- Westmoreland Location within Somerset
- Population: 6,469 (2011)
- OS grid reference: ST744644
- Unitary authority: Bath and North East Somerset;
- Ceremonial county: Somerset;
- Region: South West;
- Country: England
- Sovereign state: United Kingdom
- Post town: BATH
- Postcode district: BA2
- Dialling code: 01225
- Police: Avon and Somerset
- Fire: Avon
- Ambulance: South Western
- UK Parliament: Bath;

= Westmoreland, Bath =

Electoral ward in Bath, United Kingdom

Westmoreland is an area and electoral ward in the south-west of Bath, England. Although still shown on some Ordnance Survey mapping, Westmoreland is rarely used by residents as the name of an area of Bath, and is primarily used for electoral purposes within the Bath and North East Somerset unitary authority, electing two councillors.

The name Westmoreland is probably derived from the house, Westmoreland Place (see 1818 and 1852 maps of Bath), that stood approximately where Westmoreland Street is today.

Boundary changes for the electoral wards in Bath most recently took place at the May 2019 elections; Westmoreland remained a ward but with altered boundaries. At that election, Westmoreland elected two independents, and was the only ward in the city not to return Liberal Democrats.

Confusingly Westmoreland Street, Westmoreland Drive and Westmoreland Road, as well as the former Westmoreland goods station which closed in 1967, are not in the present-day ward, but about half a kilometre away in Oldfield Park ward.

Conversely, Oldfield Park railway station and a part of the Oldfield Park residential area, including Moorland Road which is a shopping district, is located in Westmoreland ward.

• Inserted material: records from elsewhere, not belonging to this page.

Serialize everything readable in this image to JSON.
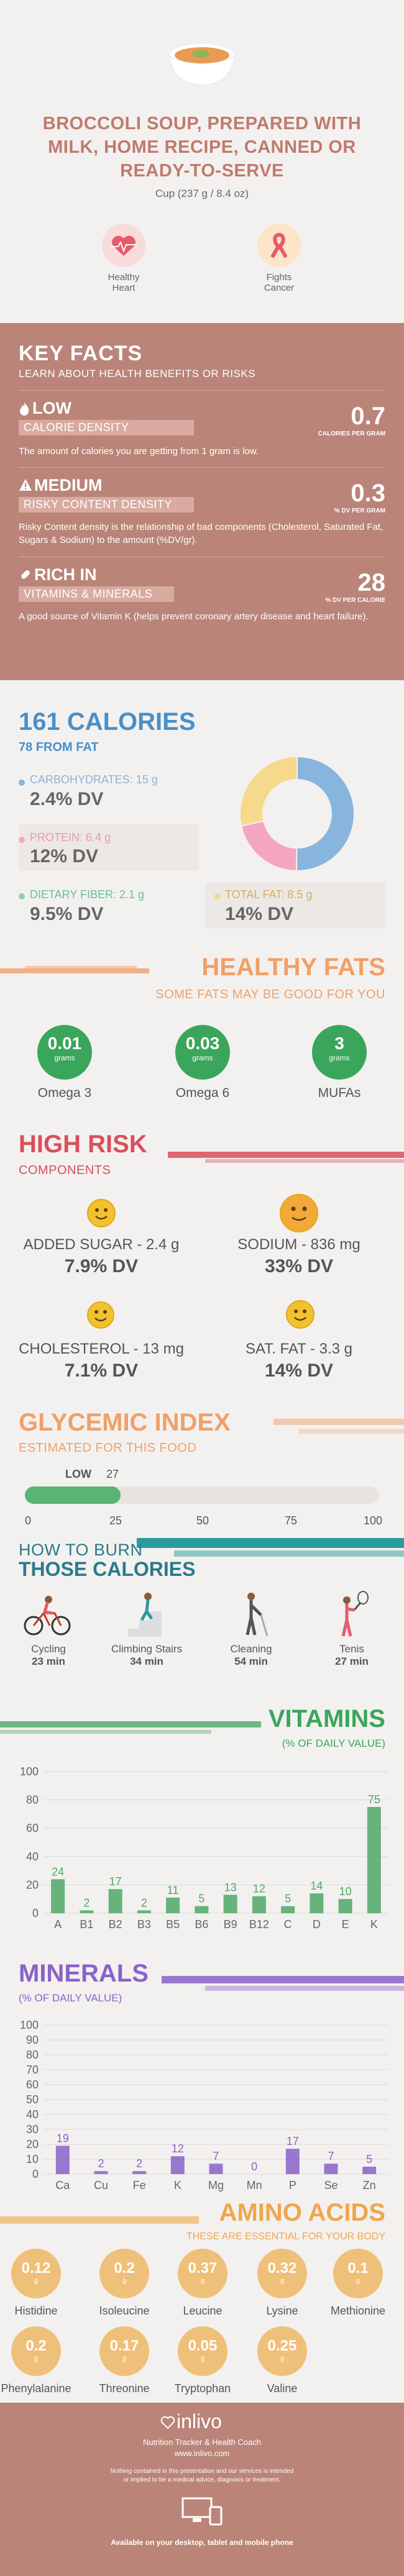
{
  "header": {
    "title": "BROCCOLI SOUP, PREPARED WITH MILK, HOME RECIPE, CANNED OR READY-TO-SERVE",
    "serving": "Cup (237 g / 8.4 oz)"
  },
  "badges": [
    {
      "label": "Healthy Heart",
      "icon": "heart-pulse-icon"
    },
    {
      "label": "Fights Cancer",
      "icon": "ribbon-icon"
    }
  ],
  "key_facts": {
    "title": "KEY FACTS",
    "subtitle": "LEARN ABOUT HEALTH BENEFITS OR RISKS",
    "items": [
      {
        "tag": "LOW",
        "bar": "CALORIE DENSITY",
        "value": "0.7",
        "unit": "CALORIES PER GRAM",
        "desc": "The amount of calories you are getting from 1 gram is low.",
        "icon": "fire-icon"
      },
      {
        "tag": "MEDIUM",
        "bar": "RISKY CONTENT DENSITY",
        "value": "0.3",
        "unit": "% DV PER GRAM",
        "desc": "Risky Content density is the relationship of bad components (Cholesterol, Saturated Fat, Sugars & Sodium) to the amount (%DV/gr).",
        "icon": "warning-icon"
      },
      {
        "tag": "RICH IN",
        "bar": "VITAMINS & MINERALS",
        "value": "28",
        "unit": "% DV PER CALORIE",
        "desc": "A good source of Vitamin K (helps prevent coronary artery disease and heart failure).",
        "icon": "pill-icon"
      }
    ]
  },
  "calories": {
    "title": "161 CALORIES",
    "subtitle": "78 FROM FAT",
    "carbs": {
      "label": "CARBOHYDRATES: 15 g",
      "dv": "2.4% DV"
    },
    "protein": {
      "label": "PROTEIN: 6.4 g",
      "dv": "12% DV"
    },
    "fiber": {
      "label": "DIETARY FIBER: 2.1 g",
      "dv": "9.5% DV"
    },
    "fat": {
      "label": "TOTAL FAT: 8.5 g",
      "dv": "14% DV"
    },
    "donut": [
      {
        "name": "carbohydrates",
        "value": 15,
        "color": "#87b5dd"
      },
      {
        "name": "protein",
        "value": 6.4,
        "color": "#f5a6bf"
      },
      {
        "name": "fat",
        "value": 8.5,
        "color": "#f6d98a"
      }
    ]
  },
  "healthy_fats": {
    "title": "HEALTHY FATS",
    "subtitle": "SOME FATS MAY BE GOOD FOR YOU",
    "items": [
      {
        "value": "0.01",
        "unit": "grams",
        "label": "Omega 3"
      },
      {
        "value": "0.03",
        "unit": "grams",
        "label": "Omega 6"
      },
      {
        "value": "3",
        "unit": "grams",
        "label": "MUFAs"
      }
    ]
  },
  "high_risk": {
    "title": "HIGH RISK",
    "subtitle": "COMPONENTS",
    "items": [
      {
        "label": "ADDED SUGAR - 2.4 g",
        "dv": "7.9% DV"
      },
      {
        "label": "SODIUM - 836 mg",
        "dv": "33% DV"
      },
      {
        "label": "CHOLESTEROL - 13 mg",
        "dv": "7.1% DV"
      },
      {
        "label": "SAT. FAT - 3.3 g",
        "dv": "14% DV"
      }
    ]
  },
  "glycemic": {
    "title": "GLYCEMIC INDEX",
    "subtitle": "ESTIMATED FOR THIS FOOD",
    "level": "LOW",
    "value": "27",
    "value_num": 27,
    "ticks": [
      "0",
      "25",
      "50",
      "75",
      "100"
    ]
  },
  "burn": {
    "title1": "HOW TO BURN",
    "title2": "THOSE CALORIES",
    "items": [
      {
        "label": "Cycling",
        "time": "23 min",
        "icon": "cycling-icon"
      },
      {
        "label": "Climbing Stairs",
        "time": "34 min",
        "icon": "stairs-icon"
      },
      {
        "label": "Cleaning",
        "time": "54 min",
        "icon": "cleaning-icon"
      },
      {
        "label": "Tenis",
        "time": "27 min",
        "icon": "tennis-icon"
      }
    ]
  },
  "vitamins": {
    "title": "VITAMINS",
    "subtitle": "(% OF DAILY VALUE)"
  },
  "minerals": {
    "title": "MINERALS",
    "subtitle": "(% OF DAILY VALUE)"
  },
  "chart_data": [
    {
      "type": "bar",
      "title": "VITAMINS",
      "ylabel": "(% OF DAILY VALUE)",
      "categories": [
        "A",
        "B1",
        "B2",
        "B3",
        "B5",
        "B6",
        "B9",
        "B12",
        "C",
        "D",
        "E",
        "K"
      ],
      "values": [
        24,
        2,
        17,
        2,
        11,
        5,
        13,
        12,
        5,
        14,
        10,
        75
      ],
      "ylim": [
        0,
        100
      ],
      "yticks": [
        "0",
        "20",
        "40",
        "60",
        "80",
        "100"
      ],
      "color": "#4ea866"
    },
    {
      "type": "bar",
      "title": "MINERALS",
      "ylabel": "(% OF DAILY VALUE)",
      "categories": [
        "Ca",
        "Cu",
        "Fe",
        "K",
        "Mg",
        "Mn",
        "P",
        "Se",
        "Zn"
      ],
      "values": [
        19,
        2,
        2,
        12,
        7,
        0,
        17,
        7,
        5
      ],
      "ylim": [
        0,
        100
      ],
      "yticks": [
        "0",
        "10",
        "20",
        "30",
        "40",
        "50",
        "60",
        "70",
        "80",
        "90",
        "100"
      ],
      "color": "#8a62c9"
    }
  ],
  "amino": {
    "title": "AMINO ACIDS",
    "subtitle": "THESE ARE ESSENTIAL FOR YOUR BODY",
    "unit": "g",
    "items": [
      {
        "value": "0.12",
        "label": "Histidine"
      },
      {
        "value": "0.2",
        "label": "Isoleucine"
      },
      {
        "value": "0.37",
        "label": "Leucine"
      },
      {
        "value": "0.32",
        "label": "Lysine"
      },
      {
        "value": "0.1",
        "label": "Methionine"
      },
      {
        "value": "0.2",
        "label": "Phenylalanine"
      },
      {
        "value": "0.17",
        "label": "Threonine"
      },
      {
        "value": "0.05",
        "label": "Tryptophan"
      },
      {
        "value": "0.25",
        "label": "Valine"
      }
    ]
  },
  "footer": {
    "brand": "inlivo",
    "tagline": "Nutrition Tracker & Health Coach",
    "url": "www.inlivo.com",
    "disclaimer": "Nothing contained in this presentation and our services is intended or implied to be a medical advice, diagnosis or treatment.",
    "available": "Available on your desktop, tablet and mobile phone"
  },
  "colors": {
    "accent": "#ba8478",
    "blue": "#4a8fc8",
    "orange": "#f0a068",
    "green": "#3aa65c",
    "red": "#d94f5c",
    "purple": "#8a62c9",
    "amino": "#efc07a"
  }
}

Also in the ward is East Twerton and the one end of the Two Tunnels Greenway.

The wards surrounding Westmoreland ward are: Oldfield Park to the east, Moorlands and Southdown to the south, Twerton to the west, and Newbridge and Kingsmead to the north over the River Avon, which forms the ward's northern boundary.

Westmoreland has a considerable student population, from the University of Bath and Bath Spa University, both in private rental, and for Bath Spa University students accommodation blocks on former industrial land by the River Avon.